Efforts to bring high-speed, fiber optic internet service to more businesses, and later residences, in Atlantic, are becoming more organized, with approval Wednesday night by the Atlantic City Council, of a feasibility study and costs analysis agreement. The agreement, between the City and Oak Hill Consulting, Inc., will cost the City $18,000. Councilman Bob Cord said the study is expensive, but “None of us are authorities on what’s gonna happen…It’s an opportunity to answer a lot of questions that currently being ‘solved’ at the coffee shop.”
There is fiber optic internet service to the City now, but businesses need higher-speed service. Mayor Dave Jones and others have said a back-up provider is necessary, as evidenced by a widespread outage earlier this week caused by a severed MediaCom fiber optic cable near Carroll that took out all phone and internet service in and about 15 other cities.
Atlantic City Council discusses fiber optic study, Wed. (Ric Hanson/photo)
City Administrator John Lund said he and the Mayor have been working since the fall of 2015 on ways the City can move forward with fiber optic connectivity. That includes talking with MediaCom and Centurylink, partnering with other cities in the County, and getting grants for the project, but Lund says Atlantic doesn’t qualify to grants because of its size.
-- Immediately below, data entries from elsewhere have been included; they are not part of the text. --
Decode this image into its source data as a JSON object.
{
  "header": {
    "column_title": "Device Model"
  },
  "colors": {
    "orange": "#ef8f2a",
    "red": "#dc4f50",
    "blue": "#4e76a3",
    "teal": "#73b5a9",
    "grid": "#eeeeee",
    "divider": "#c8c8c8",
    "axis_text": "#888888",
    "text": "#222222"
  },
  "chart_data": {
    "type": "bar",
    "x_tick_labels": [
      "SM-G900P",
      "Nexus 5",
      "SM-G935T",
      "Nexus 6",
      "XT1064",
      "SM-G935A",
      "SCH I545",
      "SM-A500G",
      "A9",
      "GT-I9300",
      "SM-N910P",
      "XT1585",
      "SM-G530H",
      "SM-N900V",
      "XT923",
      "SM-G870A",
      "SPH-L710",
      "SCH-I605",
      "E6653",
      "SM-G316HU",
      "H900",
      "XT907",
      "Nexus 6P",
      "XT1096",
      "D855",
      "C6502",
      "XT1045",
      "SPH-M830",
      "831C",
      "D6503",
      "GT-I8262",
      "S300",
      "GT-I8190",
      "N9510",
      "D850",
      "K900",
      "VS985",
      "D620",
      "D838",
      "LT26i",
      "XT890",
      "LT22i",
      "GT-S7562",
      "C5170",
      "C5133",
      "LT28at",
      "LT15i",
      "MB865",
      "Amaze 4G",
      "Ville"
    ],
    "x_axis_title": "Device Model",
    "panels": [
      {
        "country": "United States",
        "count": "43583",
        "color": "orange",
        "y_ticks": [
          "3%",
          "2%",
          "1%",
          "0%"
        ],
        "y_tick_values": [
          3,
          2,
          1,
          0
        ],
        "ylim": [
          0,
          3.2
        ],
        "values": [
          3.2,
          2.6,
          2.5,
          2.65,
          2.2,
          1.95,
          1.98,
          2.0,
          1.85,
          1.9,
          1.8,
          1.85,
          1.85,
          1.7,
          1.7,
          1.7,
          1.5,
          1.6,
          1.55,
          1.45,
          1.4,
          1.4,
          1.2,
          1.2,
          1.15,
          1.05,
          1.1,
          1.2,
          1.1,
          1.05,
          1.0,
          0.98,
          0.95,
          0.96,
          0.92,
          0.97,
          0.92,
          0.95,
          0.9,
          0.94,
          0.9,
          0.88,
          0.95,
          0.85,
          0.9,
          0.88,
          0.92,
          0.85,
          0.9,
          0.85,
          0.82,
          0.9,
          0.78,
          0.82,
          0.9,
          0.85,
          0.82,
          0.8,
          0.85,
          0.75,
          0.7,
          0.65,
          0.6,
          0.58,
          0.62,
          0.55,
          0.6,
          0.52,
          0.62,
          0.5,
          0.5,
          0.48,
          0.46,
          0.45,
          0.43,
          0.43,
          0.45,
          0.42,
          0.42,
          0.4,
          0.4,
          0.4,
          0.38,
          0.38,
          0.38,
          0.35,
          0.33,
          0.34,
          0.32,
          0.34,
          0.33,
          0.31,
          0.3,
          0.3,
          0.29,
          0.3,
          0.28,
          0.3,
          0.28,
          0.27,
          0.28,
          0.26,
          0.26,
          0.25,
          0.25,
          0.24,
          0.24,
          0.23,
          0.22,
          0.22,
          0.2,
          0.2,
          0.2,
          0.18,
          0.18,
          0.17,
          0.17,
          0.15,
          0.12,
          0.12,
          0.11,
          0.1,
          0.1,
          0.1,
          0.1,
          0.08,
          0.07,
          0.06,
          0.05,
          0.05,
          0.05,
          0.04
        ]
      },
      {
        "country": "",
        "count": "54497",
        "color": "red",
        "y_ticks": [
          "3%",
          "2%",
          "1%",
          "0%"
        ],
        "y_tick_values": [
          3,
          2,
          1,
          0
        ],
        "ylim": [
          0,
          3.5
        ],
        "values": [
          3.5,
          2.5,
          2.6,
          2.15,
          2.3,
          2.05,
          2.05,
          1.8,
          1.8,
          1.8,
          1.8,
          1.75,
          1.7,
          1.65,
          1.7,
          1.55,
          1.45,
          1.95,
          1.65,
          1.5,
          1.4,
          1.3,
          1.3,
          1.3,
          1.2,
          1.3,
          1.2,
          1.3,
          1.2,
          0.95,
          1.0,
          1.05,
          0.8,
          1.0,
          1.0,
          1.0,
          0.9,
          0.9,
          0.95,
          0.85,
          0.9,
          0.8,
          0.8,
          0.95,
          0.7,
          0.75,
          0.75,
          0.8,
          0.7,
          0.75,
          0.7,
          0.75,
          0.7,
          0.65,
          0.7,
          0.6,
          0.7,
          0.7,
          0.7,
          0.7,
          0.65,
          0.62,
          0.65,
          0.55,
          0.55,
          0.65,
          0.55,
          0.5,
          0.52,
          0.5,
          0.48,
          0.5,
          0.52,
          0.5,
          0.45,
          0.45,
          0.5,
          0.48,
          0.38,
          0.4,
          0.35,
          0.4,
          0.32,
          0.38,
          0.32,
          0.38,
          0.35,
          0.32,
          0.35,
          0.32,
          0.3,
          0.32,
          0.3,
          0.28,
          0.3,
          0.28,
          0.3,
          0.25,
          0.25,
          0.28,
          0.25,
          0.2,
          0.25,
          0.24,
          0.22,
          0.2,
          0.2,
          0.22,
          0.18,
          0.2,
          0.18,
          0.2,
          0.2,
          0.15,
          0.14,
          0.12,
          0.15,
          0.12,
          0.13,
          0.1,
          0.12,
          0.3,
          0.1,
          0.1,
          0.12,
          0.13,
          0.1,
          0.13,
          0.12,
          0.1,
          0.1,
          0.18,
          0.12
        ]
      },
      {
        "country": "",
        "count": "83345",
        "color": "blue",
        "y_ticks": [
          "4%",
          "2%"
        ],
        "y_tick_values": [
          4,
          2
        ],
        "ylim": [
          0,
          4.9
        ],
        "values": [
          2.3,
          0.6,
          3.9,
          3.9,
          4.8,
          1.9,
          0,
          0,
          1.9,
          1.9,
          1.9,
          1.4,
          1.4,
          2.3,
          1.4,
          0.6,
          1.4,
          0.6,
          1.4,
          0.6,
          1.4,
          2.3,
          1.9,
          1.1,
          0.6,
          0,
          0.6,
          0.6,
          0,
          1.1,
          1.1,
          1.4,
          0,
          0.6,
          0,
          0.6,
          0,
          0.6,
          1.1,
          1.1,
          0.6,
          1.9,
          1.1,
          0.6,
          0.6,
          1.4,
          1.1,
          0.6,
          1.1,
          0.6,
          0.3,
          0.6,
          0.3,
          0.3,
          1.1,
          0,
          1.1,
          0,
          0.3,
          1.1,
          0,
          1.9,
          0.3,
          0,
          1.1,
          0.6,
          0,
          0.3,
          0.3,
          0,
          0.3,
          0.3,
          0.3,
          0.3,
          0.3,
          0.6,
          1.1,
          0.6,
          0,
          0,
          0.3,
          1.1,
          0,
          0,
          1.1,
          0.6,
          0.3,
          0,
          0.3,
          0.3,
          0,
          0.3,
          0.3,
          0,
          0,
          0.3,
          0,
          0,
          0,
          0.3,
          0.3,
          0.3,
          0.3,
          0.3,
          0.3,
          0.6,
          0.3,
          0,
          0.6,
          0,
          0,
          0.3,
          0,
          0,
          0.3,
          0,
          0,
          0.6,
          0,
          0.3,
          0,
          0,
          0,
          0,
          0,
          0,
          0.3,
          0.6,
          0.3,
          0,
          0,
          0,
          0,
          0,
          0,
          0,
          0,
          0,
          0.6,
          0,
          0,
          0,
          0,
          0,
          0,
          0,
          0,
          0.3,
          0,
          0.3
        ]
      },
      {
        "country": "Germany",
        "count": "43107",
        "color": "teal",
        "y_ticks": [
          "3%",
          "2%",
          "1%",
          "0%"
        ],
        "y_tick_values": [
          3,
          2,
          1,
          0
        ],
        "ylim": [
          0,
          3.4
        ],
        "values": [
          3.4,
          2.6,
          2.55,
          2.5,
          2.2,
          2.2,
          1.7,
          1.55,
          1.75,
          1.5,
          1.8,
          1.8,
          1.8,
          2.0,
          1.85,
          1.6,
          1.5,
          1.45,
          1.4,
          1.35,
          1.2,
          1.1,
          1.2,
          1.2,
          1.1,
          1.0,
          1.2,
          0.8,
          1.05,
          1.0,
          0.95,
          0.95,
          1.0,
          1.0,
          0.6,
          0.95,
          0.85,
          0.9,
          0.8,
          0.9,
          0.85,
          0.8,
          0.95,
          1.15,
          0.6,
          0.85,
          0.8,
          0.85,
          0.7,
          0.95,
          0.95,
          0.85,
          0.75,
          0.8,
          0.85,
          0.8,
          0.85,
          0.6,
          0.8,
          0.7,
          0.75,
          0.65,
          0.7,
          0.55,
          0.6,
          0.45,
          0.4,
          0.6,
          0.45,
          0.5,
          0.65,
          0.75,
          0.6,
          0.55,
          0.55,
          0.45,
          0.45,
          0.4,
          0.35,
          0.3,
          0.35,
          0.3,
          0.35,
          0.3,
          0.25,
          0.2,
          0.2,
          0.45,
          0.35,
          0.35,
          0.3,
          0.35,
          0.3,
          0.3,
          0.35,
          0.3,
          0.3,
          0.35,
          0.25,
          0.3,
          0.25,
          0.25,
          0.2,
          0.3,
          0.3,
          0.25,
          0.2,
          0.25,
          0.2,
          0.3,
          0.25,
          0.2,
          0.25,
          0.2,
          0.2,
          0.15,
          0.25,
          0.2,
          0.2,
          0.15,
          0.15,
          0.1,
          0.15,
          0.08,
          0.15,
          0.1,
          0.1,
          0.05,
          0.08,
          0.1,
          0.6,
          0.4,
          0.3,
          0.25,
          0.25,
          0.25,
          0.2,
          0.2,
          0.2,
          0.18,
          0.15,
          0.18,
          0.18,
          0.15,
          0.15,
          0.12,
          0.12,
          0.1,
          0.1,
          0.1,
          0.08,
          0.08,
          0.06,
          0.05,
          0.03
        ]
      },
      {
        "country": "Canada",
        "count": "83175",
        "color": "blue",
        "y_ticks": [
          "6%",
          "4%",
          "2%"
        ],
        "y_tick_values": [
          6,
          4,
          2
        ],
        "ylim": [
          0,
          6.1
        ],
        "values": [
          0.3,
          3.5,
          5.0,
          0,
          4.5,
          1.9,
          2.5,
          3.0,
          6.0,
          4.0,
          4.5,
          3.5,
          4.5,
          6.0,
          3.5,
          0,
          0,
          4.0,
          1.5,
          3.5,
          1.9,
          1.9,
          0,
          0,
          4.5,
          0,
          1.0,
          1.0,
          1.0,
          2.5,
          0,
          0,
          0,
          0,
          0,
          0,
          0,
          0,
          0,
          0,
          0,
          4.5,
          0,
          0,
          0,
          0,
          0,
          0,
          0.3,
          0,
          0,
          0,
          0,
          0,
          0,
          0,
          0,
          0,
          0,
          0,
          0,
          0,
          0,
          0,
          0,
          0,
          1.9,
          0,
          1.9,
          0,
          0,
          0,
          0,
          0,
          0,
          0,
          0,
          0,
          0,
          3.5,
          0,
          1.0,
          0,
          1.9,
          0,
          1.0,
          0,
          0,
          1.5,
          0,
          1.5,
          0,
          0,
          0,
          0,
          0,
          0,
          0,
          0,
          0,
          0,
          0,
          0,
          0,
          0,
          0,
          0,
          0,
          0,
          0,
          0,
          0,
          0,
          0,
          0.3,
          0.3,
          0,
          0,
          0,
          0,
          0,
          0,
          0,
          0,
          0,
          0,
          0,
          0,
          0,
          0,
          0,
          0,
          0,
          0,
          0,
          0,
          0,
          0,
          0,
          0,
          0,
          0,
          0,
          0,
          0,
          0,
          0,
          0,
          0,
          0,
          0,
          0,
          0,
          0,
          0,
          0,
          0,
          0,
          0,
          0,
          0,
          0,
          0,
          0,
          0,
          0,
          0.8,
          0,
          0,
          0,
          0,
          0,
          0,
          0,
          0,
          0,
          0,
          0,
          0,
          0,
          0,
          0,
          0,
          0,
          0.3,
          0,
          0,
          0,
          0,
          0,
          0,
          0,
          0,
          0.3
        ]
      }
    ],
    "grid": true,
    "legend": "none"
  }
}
A project in Waverly, which would be similar in scope, cost that city around $8-million. The Mayor says the feasibility study is the best way to move forward, right now. John Lund agreed, saying the City couldn’t afford to take on the type of debt necessary to set-up the infrastructure on its own. Lund says his understanding is Atlantic is too large to be treated like a charity by the federal government to receive a grant to get the city connected, and too small for the private sector to look at Atlantic as a profit.
The cost of the study will be paid for through the Local Option Sales Tax progress fund.